I’ll never get used to how an eight-hour car trip can change my habits, way of thinking, and pace of life. I come back to Virginia and slip back so easily into how things run and sleep and act here. I wonder if that will ever become normal?
My roommate got engaged last weekend; the best surprise I’ve had in a long time. Her fiance had us all wait for them in a classroom on campus after he proposed and it was the best sort of welcome party I’ve ever been a part of. They walked in and everyone was smiling and oohing at the sparkly diamond and all I could think was Crap, we’re like adults now.
There were about twenty juniors in college in that room, all there to celebrate the approaching marriage of two people we all love dearly. We were together without party favors or balloons and without a “real adult” telling us to be there. We listened to the proposal story (complete with many mishaps) and I thought about how one day they’ll tell this story to their kids, that one day this moment will be passed down and told hundreds of times—but in this first celebration and sharing of the story, we twenty were there.

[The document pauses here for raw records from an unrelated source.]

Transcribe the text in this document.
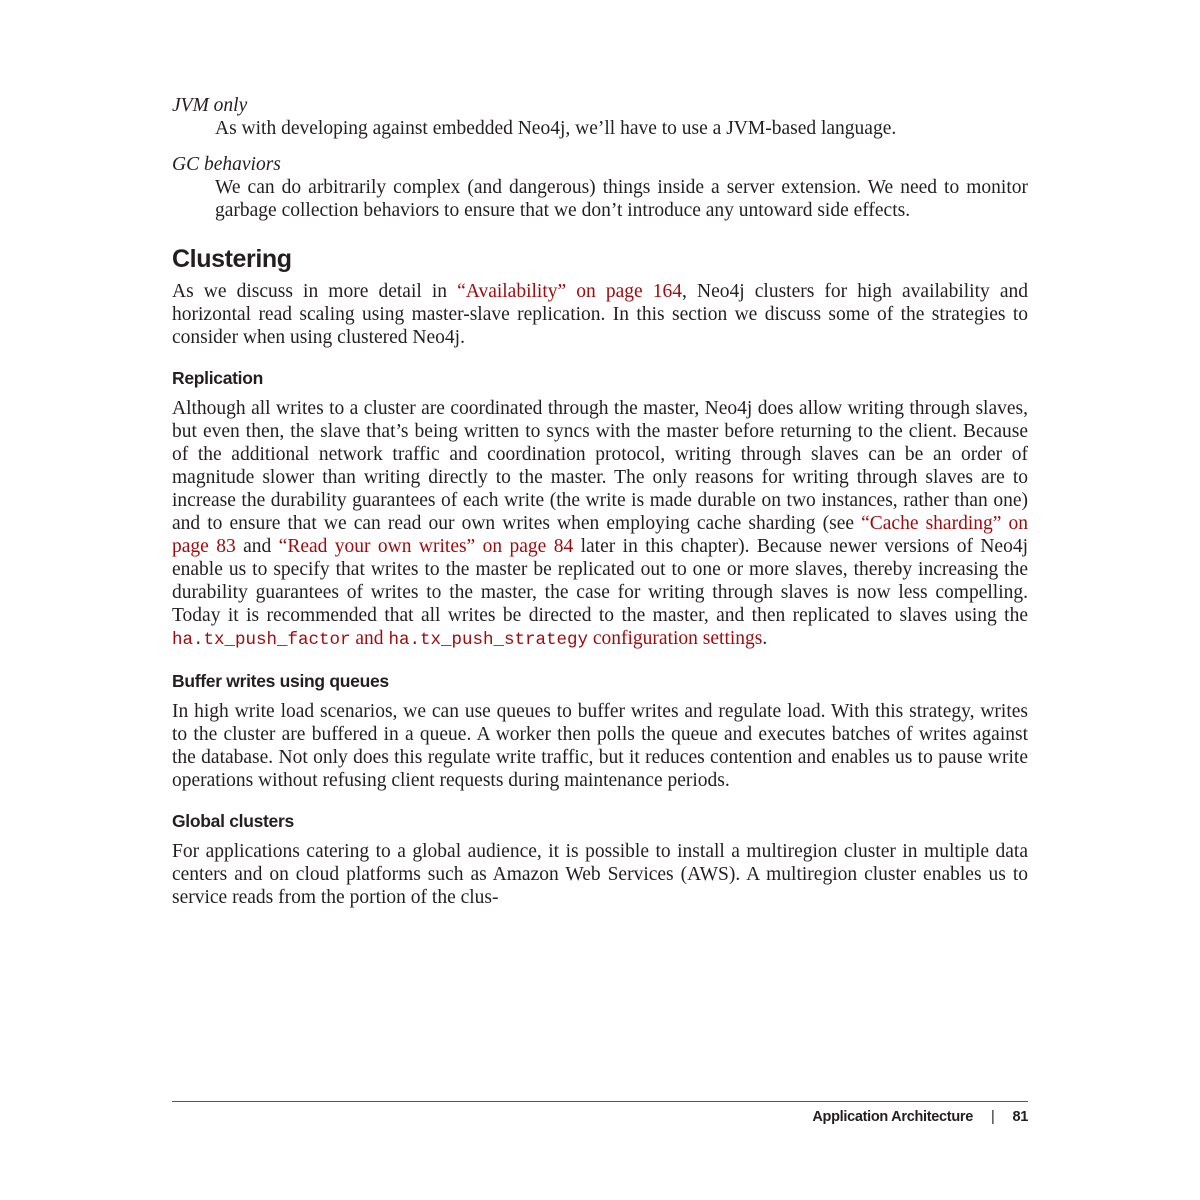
JVM only

As with developing against embedded Neo4j, we’ll have to use a JVM-based language.

GC behaviors

We can do arbitrarily complex (and dangerous) things inside a server extension. We need to monitor garbage collection behaviors to ensure that we don’t introduce any untoward side effects.

Clustering

As we discuss in more detail in “Availability” on page 164, Neo4j clusters for high availability and horizontal read scaling using master-slave replication. In this section we discuss some of the strategies to consider when using clustered Neo4j.

Replication

Although all writes to a cluster are coordinated through the master, Neo4j does allow writing through slaves, but even then, the slave that’s being written to syncs with the master before returning to the client. Because of the additional network traffic and coordination protocol, writing through slaves can be an order of magnitude slower than writing directly to the master. The only reasons for writing through slaves are to increase the durability guarantees of each write (the write is made durable on two instances, rather than one) and to ensure that we can read our own writes when employing cache sharding (see “Cache sharding” on page 83 and “Read your own writes” on page 84 later in this chapter). Because newer versions of Neo4j enable us to specify that writes to the master be replicated out to one or more slaves, thereby increasing the durability guarantees of writes to the master, the case for writing through slaves is now less compelling. Today it is recommended that all writes be directed to the master, and then replicated to slaves using the ha.tx_push_factor and ha.tx_push_strategy configuration settings.

Buffer writes using queues

In high write load scenarios, we can use queues to buffer writes and regulate load. With this strategy, writes to the cluster are buffered in a queue. A worker then polls the queue and executes batches of writes against the database. Not only does this regulate write traffic, but it reduces contention and enables us to pause write operations without refusing client requests during maintenance periods.

Global clusters

For applications catering to a global audience, it is possible to install a multiregion cluster in multiple data centers and on cloud platforms such as Amazon Web Services (AWS). A multiregion cluster enables us to service reads from the portion of the clus-

Application Architecture | 81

At the end of the night, two of the dearest in that group prayed for Mere and Chris while we all laid our hands on them. They prayed for their marriage and their testimony of God’s goodness and their approaching union. I echoed those prayers and thought, Thank God, we’re like adults now.

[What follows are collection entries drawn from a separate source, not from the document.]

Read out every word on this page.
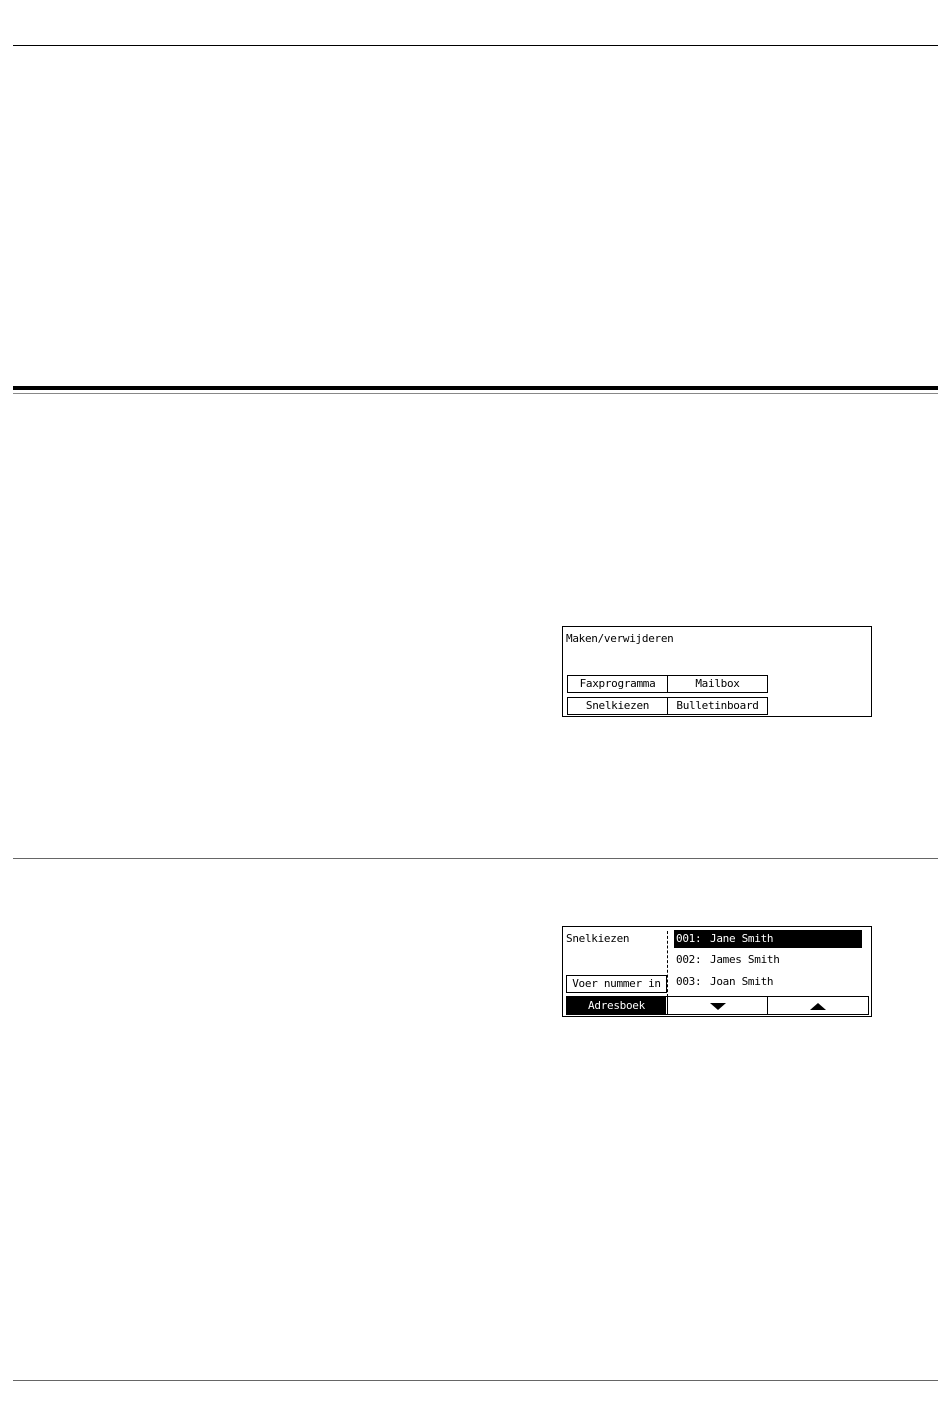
Maken/verwijderen
Faxprogramma	Mailbox
Snelkiezen	Bulletinboard
Snelkiezen	001: Jane Smith
002: James Smith
003: Joan Smith
Voer nummer in
Adresboek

That night was life-changing for my roommate and her man, but it was also a turning point of sorts for me. This becoming an adult thing is terrifying and I don’t feel very confident and everything is happening a bit faster than I thought it would….but it’s also bringing a lot of beauty and happiness and memories I will look back on as the most important.
There are many memories ahead that are worth living for, and so we grow.